Haufen-weise Bares: Der Betrüger Dieter Glanz hat fixe Pläne, wie er es ausgeben wird. Ulrich Tukur im TV-Zweiteiler "Gier".

Foto: Arte/ARD Degeto/Boris Guderjahn

Wien - Die Unterschiede zwischen Hochstaplern und Betrügern sind fließend. Während der eine mit Vortäuschung falscher Tatsachen seinen Selbstwert zu nähren glaubt, füllt der andere zusätzlich seine Taschen. Beiden gemein ist: Sie müssen ihre Rolle leben. Die Lüge vorzutäuschen reicht nicht aus. Der Betrüger muss sich mit Haut und Haaren dem Betrug verschreiben. Ein solches Leben in der Überzeugung führt Dieter Glanz. Eine Art Prototyp: ein Schwätzer, großspurig, vertraulich, rauer Charme, Entschlossenheit vorgebend.
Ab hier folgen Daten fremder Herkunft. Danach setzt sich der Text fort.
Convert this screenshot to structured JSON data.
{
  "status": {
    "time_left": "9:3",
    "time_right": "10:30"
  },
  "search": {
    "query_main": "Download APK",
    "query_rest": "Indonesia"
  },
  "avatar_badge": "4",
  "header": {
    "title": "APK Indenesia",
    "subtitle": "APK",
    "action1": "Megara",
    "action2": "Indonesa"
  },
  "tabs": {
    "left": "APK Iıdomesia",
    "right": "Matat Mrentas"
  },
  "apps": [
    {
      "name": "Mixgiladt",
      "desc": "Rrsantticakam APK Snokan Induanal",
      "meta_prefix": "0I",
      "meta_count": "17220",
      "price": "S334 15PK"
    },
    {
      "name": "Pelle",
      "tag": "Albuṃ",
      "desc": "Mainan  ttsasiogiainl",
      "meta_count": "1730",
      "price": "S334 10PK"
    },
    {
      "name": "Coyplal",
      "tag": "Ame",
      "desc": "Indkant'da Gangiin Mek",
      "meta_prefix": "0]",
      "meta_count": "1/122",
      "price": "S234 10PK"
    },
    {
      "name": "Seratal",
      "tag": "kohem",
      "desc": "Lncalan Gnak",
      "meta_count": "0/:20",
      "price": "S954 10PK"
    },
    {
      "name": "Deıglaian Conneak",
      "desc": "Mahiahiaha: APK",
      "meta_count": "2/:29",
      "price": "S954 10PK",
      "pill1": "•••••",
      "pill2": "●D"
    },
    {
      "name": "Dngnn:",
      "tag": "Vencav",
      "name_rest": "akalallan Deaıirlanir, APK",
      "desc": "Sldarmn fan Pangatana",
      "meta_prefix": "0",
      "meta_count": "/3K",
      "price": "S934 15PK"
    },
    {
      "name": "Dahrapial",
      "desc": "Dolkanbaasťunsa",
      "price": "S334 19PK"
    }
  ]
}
Im Zweiteiler Gier bringt Regisseur Dieter Wedel diesen gierigen Dieter Glanz zum Glänzen. In comicartiger Überzeichnung schickt er ihn in eine gekünstelt wirkende Welt der Reichen, die für den Zuschauer nur schwer zu ertragen ist. Die Fratze des Geldadels zeichnet Wedel, wie sie hässlicher nicht sein könnte. Die Mitglieder besaufen sich auf Partys, diskutieren über Kunst - ohne Kunstsinn und Verstand, ihre Geschäfte besprechen sie am Golfplatz, stets finden sich an ihrer Seite ahnungslose oder korrupte Politiker. Wedel versieht sie mit Charakteren, die sich mit ihren Namen verraten, etwa Gloria Glanz, Nadja Hartmann und Andy Schroth - ebenfalls eine bei Comics gern verwendete Methode.

"Faktor 13"

Inspirieren ließ sich der Regisseur vom deutschen Hochstapler Jürgen Harksen, der 1983 gutgläubigen (gierigen?) Anlegern in Hamburg Renditen bis zu 1300 Prozent versprach: "Faktor 13" nennt das auch Glanz in Gier. Prominente Opfer waren Dieter Bohlen und Udo Lindenberg. Der Betrug flog auf, Harksen floh nach Südafrika und wurde 2003 zu mehr als sechs Jahren Haft verurteilt.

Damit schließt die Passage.